The effect of conductive heat transfer recharge on reservoir lifetime at low temperature conduction regimes

Bachelor thesis (2017) - Arjan Marelis, Hadi Hajibeygi, Timothy Praditia, Phil Vardon
The effect of conductive heat transfer recharge originating from the surrounding conduction dominated geothermal system on the geothermal reservoir lifetime has been reviewed during its development, by studying the effect of multiple reservoir and production parameters. A two dimensional (2D) finite volume implicit coupling strategy, using a direct solver method, is applied on a non-isothermal lumped-parameter model to simulate reservoir development over a period of 35 years. Two test cases are investigated, modelled after the low temperature geothermal fields of Middenmeer in The Netherlands and Soultz-sous-Forêts in France. Resulting produced thermal water temperature and thermal energy flow rate profiles are simulated with and without consideration of the geothermal system. A resolution of 200×200 equidistant structured cells is applied to cover an integrated (reservoir and surrounding) domain that extends 2 km vertically and 10 km horizontally. The reservoir domain extends 200 m vertically and 1 km horizontally, covered by a computational grid resolution of 20×20. Sensitivity analysis show that this is the best resolution that can be applied without losing simulator stability and accuracy.

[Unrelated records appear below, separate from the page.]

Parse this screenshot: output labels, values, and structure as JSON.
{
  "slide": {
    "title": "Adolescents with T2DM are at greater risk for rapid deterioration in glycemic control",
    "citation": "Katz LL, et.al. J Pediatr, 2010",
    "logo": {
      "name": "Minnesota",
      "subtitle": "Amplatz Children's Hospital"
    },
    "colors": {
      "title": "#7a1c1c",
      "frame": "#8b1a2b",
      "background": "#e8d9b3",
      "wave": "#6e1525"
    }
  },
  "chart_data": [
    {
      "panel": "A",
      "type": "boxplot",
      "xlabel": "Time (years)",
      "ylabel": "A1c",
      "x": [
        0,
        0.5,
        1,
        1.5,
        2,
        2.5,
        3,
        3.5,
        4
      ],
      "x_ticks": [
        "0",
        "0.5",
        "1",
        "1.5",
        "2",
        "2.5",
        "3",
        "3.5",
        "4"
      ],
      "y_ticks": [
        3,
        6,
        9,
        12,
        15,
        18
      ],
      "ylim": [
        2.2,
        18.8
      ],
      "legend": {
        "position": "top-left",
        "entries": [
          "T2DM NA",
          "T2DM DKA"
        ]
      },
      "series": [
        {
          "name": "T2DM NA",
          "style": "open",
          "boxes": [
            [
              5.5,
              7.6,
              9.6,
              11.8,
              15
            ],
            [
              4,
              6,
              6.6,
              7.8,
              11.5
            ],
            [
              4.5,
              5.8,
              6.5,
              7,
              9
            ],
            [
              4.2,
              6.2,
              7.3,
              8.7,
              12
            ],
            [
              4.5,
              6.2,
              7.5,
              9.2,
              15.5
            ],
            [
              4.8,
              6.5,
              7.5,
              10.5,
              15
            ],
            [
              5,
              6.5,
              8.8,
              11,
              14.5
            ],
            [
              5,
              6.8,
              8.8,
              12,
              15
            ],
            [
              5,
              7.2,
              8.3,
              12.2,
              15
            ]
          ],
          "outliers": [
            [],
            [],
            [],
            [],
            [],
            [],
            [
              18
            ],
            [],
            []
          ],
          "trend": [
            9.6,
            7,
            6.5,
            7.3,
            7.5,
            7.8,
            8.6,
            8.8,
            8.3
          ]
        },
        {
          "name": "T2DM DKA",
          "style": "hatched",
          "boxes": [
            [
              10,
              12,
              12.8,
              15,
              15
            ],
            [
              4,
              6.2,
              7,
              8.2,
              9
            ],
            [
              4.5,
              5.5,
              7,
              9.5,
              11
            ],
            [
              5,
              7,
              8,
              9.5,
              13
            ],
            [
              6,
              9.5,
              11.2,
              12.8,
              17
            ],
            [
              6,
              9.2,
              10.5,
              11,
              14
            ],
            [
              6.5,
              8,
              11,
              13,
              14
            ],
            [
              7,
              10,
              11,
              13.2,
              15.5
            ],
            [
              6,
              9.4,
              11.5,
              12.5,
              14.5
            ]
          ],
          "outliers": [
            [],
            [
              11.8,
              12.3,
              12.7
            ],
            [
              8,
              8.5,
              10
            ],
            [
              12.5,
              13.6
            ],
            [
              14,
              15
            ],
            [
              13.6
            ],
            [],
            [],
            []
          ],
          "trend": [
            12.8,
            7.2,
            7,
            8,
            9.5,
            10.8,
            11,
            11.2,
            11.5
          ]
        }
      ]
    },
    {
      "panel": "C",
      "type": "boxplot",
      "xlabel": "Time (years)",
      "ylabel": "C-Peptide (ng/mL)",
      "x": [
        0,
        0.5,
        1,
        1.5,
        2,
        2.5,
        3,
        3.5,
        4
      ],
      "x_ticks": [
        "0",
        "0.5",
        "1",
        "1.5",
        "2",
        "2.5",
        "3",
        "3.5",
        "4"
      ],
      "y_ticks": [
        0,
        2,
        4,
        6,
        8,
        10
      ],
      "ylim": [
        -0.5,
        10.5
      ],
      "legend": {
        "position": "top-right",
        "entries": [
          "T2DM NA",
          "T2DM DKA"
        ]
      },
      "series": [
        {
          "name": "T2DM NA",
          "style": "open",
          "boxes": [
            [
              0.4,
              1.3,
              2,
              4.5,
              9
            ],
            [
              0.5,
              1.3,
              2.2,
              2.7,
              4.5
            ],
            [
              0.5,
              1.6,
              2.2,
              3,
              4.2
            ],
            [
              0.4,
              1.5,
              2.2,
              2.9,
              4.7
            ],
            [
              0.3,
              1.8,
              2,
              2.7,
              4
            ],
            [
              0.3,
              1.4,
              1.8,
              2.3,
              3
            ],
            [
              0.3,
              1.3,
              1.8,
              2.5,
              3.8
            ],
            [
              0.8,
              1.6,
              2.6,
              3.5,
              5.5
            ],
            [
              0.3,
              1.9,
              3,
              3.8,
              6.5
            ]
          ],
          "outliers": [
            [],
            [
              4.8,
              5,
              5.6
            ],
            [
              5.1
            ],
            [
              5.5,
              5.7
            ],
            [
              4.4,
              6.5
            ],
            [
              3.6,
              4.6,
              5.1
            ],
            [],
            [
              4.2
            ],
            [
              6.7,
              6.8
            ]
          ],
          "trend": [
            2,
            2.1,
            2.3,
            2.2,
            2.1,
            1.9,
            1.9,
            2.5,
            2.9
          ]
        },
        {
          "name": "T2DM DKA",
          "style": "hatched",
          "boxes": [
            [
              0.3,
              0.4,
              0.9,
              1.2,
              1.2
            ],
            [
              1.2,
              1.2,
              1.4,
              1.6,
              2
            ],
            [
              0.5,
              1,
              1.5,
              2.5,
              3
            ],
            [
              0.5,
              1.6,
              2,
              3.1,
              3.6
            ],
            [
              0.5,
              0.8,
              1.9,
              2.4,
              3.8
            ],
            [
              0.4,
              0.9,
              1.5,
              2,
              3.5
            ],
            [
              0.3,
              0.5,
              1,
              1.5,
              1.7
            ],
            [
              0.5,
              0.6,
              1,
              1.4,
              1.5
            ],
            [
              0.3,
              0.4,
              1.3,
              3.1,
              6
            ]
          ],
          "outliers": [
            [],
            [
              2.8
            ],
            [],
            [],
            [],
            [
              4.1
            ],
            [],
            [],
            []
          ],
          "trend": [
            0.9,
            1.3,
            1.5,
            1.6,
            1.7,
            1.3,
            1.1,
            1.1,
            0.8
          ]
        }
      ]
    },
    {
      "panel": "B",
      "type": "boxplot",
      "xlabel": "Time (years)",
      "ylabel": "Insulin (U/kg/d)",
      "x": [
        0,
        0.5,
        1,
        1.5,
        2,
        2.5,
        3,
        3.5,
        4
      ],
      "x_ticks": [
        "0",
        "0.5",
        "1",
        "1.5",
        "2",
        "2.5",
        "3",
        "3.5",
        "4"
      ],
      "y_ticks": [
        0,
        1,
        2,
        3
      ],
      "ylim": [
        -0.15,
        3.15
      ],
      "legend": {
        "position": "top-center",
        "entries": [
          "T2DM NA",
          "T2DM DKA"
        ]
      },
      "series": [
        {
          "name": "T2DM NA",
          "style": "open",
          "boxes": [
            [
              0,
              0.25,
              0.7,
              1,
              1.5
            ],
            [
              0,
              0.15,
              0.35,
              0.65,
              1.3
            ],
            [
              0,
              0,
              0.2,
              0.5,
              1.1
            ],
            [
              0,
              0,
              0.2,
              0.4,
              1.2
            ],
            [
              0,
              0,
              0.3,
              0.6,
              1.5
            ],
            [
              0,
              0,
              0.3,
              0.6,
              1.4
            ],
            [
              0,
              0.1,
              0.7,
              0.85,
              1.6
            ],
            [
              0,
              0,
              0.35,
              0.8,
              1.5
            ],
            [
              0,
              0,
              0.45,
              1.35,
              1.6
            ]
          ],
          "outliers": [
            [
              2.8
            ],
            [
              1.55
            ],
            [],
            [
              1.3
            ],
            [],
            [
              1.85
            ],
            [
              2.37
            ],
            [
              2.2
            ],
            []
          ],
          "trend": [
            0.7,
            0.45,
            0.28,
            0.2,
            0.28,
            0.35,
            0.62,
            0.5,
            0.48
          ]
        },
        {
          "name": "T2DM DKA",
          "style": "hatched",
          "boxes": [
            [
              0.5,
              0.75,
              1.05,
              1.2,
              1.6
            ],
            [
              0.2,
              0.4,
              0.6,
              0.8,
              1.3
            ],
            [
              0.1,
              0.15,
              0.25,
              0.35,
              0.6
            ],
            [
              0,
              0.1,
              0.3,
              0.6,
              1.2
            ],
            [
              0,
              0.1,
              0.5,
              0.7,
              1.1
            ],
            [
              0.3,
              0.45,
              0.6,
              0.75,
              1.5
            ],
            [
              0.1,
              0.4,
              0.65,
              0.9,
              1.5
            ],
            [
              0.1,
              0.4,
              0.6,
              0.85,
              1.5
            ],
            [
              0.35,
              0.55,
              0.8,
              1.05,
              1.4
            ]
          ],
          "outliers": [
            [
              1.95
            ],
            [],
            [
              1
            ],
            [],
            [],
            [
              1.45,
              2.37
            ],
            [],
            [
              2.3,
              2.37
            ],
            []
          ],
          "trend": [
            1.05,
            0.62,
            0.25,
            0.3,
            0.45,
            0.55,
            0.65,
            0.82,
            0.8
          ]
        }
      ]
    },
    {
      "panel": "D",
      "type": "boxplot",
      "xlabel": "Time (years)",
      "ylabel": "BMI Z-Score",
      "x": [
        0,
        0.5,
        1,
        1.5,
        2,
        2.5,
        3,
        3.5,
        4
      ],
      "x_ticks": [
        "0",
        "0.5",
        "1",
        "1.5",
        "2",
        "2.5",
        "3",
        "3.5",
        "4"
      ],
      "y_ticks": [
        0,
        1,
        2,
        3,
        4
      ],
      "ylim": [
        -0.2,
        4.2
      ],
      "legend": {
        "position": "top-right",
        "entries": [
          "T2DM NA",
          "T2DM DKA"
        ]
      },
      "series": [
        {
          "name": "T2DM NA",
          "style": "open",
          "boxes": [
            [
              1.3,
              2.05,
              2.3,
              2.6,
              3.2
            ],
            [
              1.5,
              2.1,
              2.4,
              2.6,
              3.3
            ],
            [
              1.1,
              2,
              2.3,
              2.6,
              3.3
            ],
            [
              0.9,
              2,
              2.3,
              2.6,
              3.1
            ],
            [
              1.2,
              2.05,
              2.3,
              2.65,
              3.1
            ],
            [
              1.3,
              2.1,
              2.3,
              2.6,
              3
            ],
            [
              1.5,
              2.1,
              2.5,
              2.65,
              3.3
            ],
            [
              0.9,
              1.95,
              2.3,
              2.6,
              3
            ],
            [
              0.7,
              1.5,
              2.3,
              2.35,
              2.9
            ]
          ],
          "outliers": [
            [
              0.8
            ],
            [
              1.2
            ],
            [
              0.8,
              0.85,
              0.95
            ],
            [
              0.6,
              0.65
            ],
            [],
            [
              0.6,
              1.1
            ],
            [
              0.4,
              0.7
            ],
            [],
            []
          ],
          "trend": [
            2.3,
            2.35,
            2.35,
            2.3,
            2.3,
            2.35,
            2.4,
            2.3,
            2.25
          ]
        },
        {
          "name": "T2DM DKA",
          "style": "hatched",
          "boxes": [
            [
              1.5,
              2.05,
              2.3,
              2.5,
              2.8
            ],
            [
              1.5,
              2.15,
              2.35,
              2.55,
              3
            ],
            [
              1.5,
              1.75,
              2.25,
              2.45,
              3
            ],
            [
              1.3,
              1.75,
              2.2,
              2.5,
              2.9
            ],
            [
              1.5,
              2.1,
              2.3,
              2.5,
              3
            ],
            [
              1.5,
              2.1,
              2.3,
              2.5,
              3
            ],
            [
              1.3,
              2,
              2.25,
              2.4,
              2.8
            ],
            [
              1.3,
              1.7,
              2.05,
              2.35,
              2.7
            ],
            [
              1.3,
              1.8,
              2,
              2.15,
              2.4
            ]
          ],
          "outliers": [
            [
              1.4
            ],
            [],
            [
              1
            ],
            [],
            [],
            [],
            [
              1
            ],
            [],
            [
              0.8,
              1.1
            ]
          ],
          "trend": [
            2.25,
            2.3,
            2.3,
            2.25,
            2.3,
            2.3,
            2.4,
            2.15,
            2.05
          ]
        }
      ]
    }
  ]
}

Results show that the conductive heat transfer recharge originating from the surrounding geothermal system has a significant effect on reservoir lifetime by reducing temperatures after thermal drawdown up to 26.5% in the first test case and up to %22.6 in the second test case. In addition, it lead to an increase in the average annual thermal energy production, up to %12.5 and %14.3 respectively. The consideration of the conductive recharge from the surrounding domain shows a significantly increased lifetime estimate for low temperature geothermal reservoirs. Furthermore, permeability, rock thermal conductivity and (re-)injection temperature are the reservoir and production parameters that can greatly influence the reservoir lifetime.